Hızlı hızlı nefes alıp verirken taksicinin bir şeyler dediğini duyuyorum ama beynimin uyuşukluğu algılarıma da yayılmış gibi anlayamıyordum.

"Kahraman yalvarırım aç kapıyı!" Tahta kapıya vurmaktan elim kıpkırmızı olmuştu.
"Sen bu değilsin lütfen" kapı gürültüyle açıldığında korku dolu gözlerle ona bakıyordum. "Beni ne hale getirdiğini görmek mi istiyorsun?"

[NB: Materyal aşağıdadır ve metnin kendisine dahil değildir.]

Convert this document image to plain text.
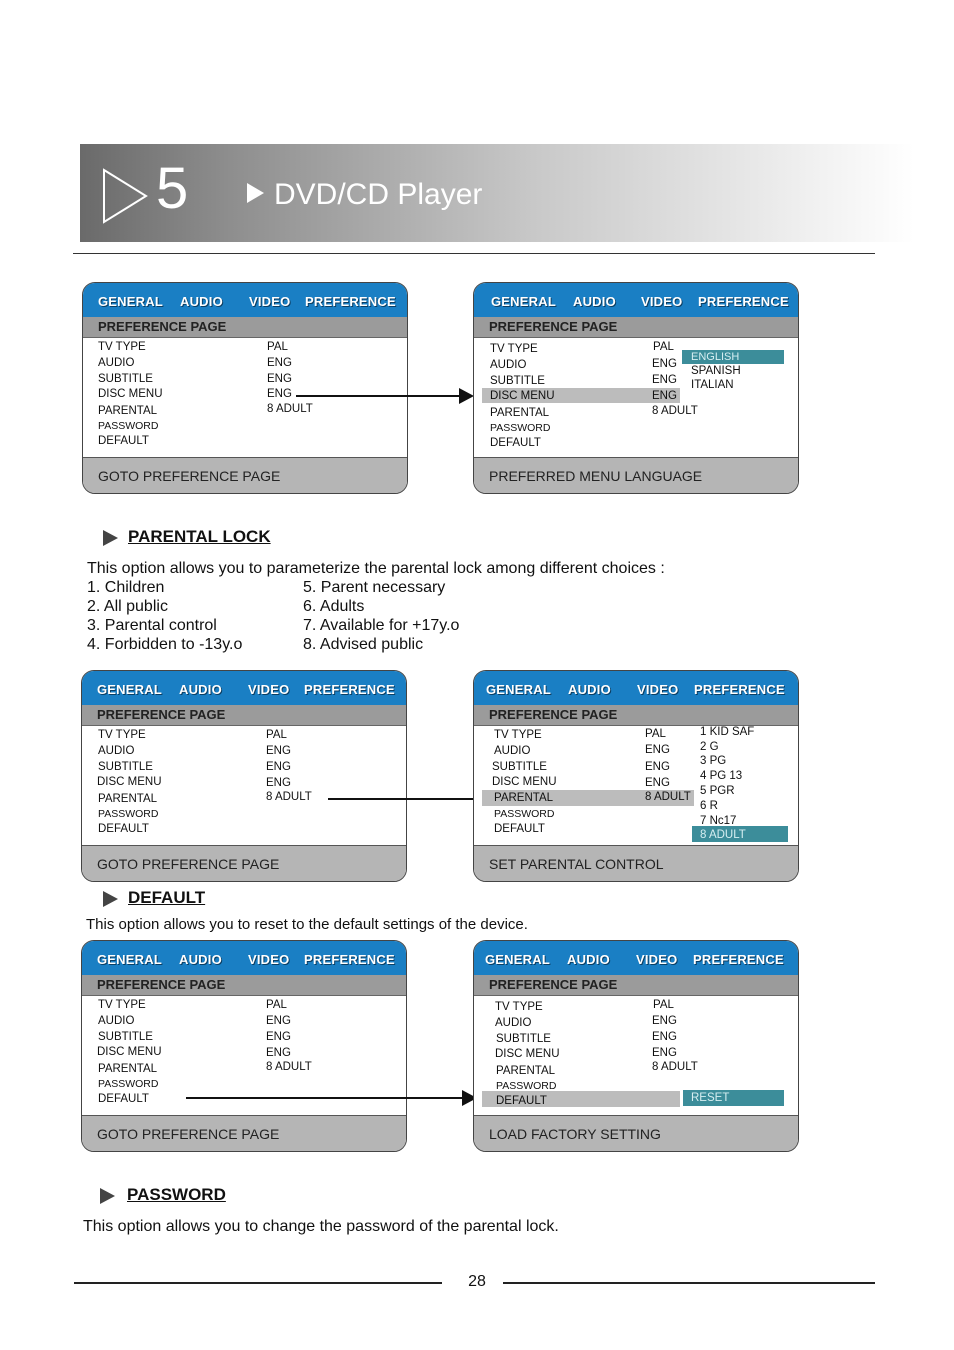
5	DVD/CD Player
GENERAL AUDIO VIDEO PREFERENCE
PREFERENCE PAGE
TV TYPE
AUDIO
SUBTITLE
DISC MENU
PARENTAL
PASSWORD
DEFAULT
PAL
ENG
ENG
ENG
8 ADULT
GOTO PREFERENCE PAGE
GENERAL AUDIO VIDEO PREFERENCE
PREFERENCE PAGE
TV TYPE
AUDIO
SUBTITLE
DISC MENU
PARENTAL
PASSWORD
DEFAULT
PAL
ENG
ENG
ENG
8 ADULT
ENGLISH
SPANISH
ITALIAN
PREFERRED MENU LANGUAGE
PARENTAL LOCK
This option allows you to parameterize the parental lock among different choices :
1. Children
2. All public
3. Parental control
4. Forbidden to -13y.o
5. Parent necessary
6. Adults
7. Available for +17y.o
8. Advised public
GENERAL AUDIO VIDEO PREFERENCE
PREFERENCE PAGE
TV TYPE
AUDIO
SUBTITLE
DISC MENU
PARENTAL
PASSWORD
DEFAULT
PAL
ENG
ENG
ENG
8 ADULT
GOTO PREFERENCE PAGE
GENERAL AUDIO VIDEO PREFERENCE
PREFERENCE PAGE
TV TYPE
AUDIO
SUBTITLE
DISC MENU
PARENTAL
PASSWORD
DEFAULT
PAL
ENG
ENG
ENG
8 ADULT
1 KID SAF
2 G
3 PG
4 PG 13
5 PGR
6 R
7 Nc17
8 ADULT
SET PARENTAL CONTROL
DEFAULT
This option allows you to reset to the default settings of the device.
GENERAL AUDIO VIDEO PREFERENCE
PREFERENCE PAGE
TV TYPE
AUDIO
SUBTITLE
DISC MENU
PARENTAL
PASSWORD
DEFAULT
PAL
ENG
ENG
ENG
8 ADULT
GOTO PREFERENCE PAGE
GENERAL AUDIO VIDEO PREFERENCE
PREFERENCE PAGE
TV TYPE
AUDIO
SUBTITLE
DISC MENU
PARENTAL
PASSWORD
DEFAULT
PAL
ENG
ENG
ENG
8 ADULT
RESET
LOAD FACTORY SETTING
PASSWORD
This option allows you to change the password of the parental lock.
28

Nefes almam git gide normalleşirken taksicinin boğuk sesi git gide düzelmeye başlıyordu.

"Abla kendine gel!Hay Allah"

Burnumdan akan kan hala durmamışken boş bakışlarla taksiciye bakıyordum.

"Seni hasteneye götürmemi ister misin abla?."

Koltukta doğrulmaya çalışırken kapıdan gelen temiz hava kendime gelmemi kolaylaştırmıştı.

Ücreti ödeyip taksiden inerken teşekkür edip buna gerek olmadığını söyledim.Eve girmeden önce burnumdaki kanı temizlemeliydim.Yoksa Berra'ya açıklama yapmam için profesyonel yalancı olmam gerekirdi.

Başımın ağrısı hala belirli bir düzeyde devam ederken çantamdan çıkardığım su ve peçeteyle burnumu temizledim.

İşim bitince bir kaç dakika sitenin önündeki banklarda oturarak kendime süre tanıdım.

Neydi yanaklarımdan akanlar?Ağlıyor muydum ben?Kalbim gözümün önüne gelen anıları kaldıramamış mıydı yoksa?

Yanaklarımdan akan tuzlu su beraberinde hıçkırıkları getiriyordu.

Zaten yeterince acı çekmiyormuşum gibi gözüm önüne gelip duran bu anılarla nasıl başa çıkacağım ben Allah'ım!